SODIUM NICKEL MANGANESE OXIDE AS A POTENTIAL CATHODE MATERIAL FOR SODIUM-ION BATTERIES
Moses Kodur, Chuze Ma, Shirley Meng.
University of California, San Diego, La Jolla, CA.
Because of the need for low-cost energy-storage devices, sodium-ion batteries are being investigated as potential candidates due to the abundance of sodium and its chemical similarity to lithium. In the many studies conducted on layered cathode materials for sodium-ion batteries, relatively low reversibility and poor rate performance have been exhibited. In this project, a morphology controlled Na0.78Ni0.23Mn0.69O2 is investigated as a potential cathode material. Solid state synthesis is used to make the material. Purity is confirmed through X-ray diffraction. When tested from 2.0 V to 4.5 V, the material exhibits a specific capacity of 135 mAh/g at a current density of 12 mA/g.
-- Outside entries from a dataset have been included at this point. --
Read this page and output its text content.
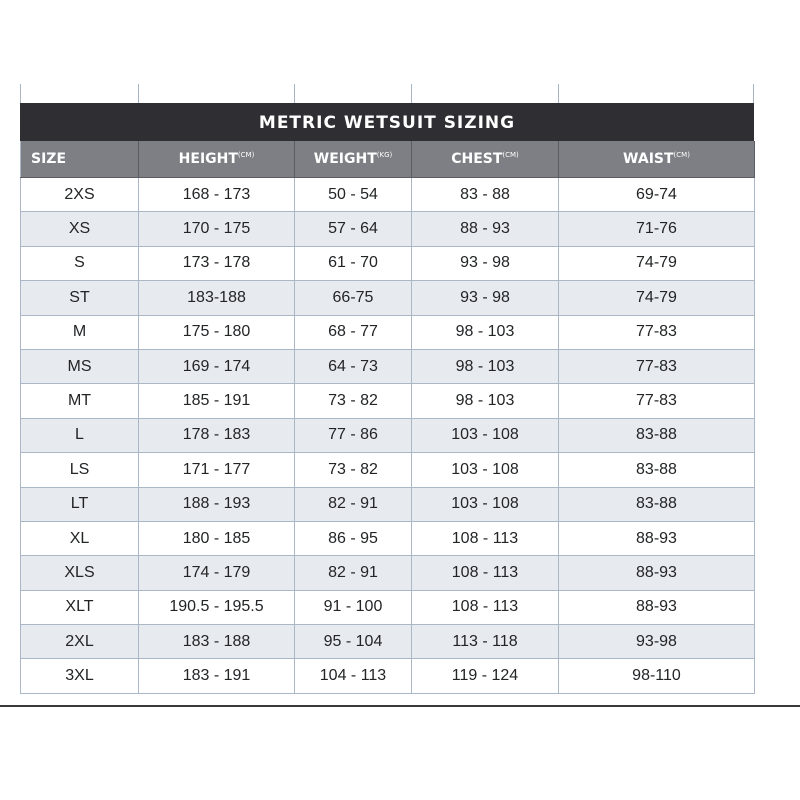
METRIC WETSUIT SIZING
SIZE	$HEIGHT^{(CM)}$	$WEIGHT^{(KG)}$	$CHEST^{(CM)}$	$WAIST^{(CM)}$
2XS	168 - 173	50 - 54	83 - 88	69-74
XS	170 - 175	57 - 64	88 - 93	71-76
S	173 - 178	61 - 70	93 - 98	74-79
ST	183-188	66-75	93 - 98	74-79
M	175 - 180	68 - 77	98 - 103	77-83
MS	169 - 174	64 - 73	98 - 103	77-83
MT	185 - 191	73 - 82	98 - 103	77-83
L	178 - 183	77 - 86	103 - 108	83-88
LS	171 - 177	73 - 82	103 - 108	83-88
LT	188 - 193	82 - 91	103 - 108	83-88
XL	180 - 185	86 - 95	108 - 113	88-93
XLS	174 - 179	82 - 91	108 - 113	88-93
XLT	190.5 - 195.5	91 - 100	108 - 113	88-93
2XL	183 - 188	95 - 104	113 - 118	93-98
3XL	183 - 191	104 - 113	119 - 124	98-110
The capacity can still be maintained as high as 120 mAh/g despite increasing the current by 50 times (600 mA/g). This is, so far, the best performance rate of layered oxide cathodes for sodium-ion batteries. Therefore, a series of material characterizations including X-ray absorption spectroscopy, scanning transmission electron microscopy, and electron energy loss spectroscopy are ongoing in order to reveal the Na intercalation mechanism of the internal redox reaction, as it is yet unknown.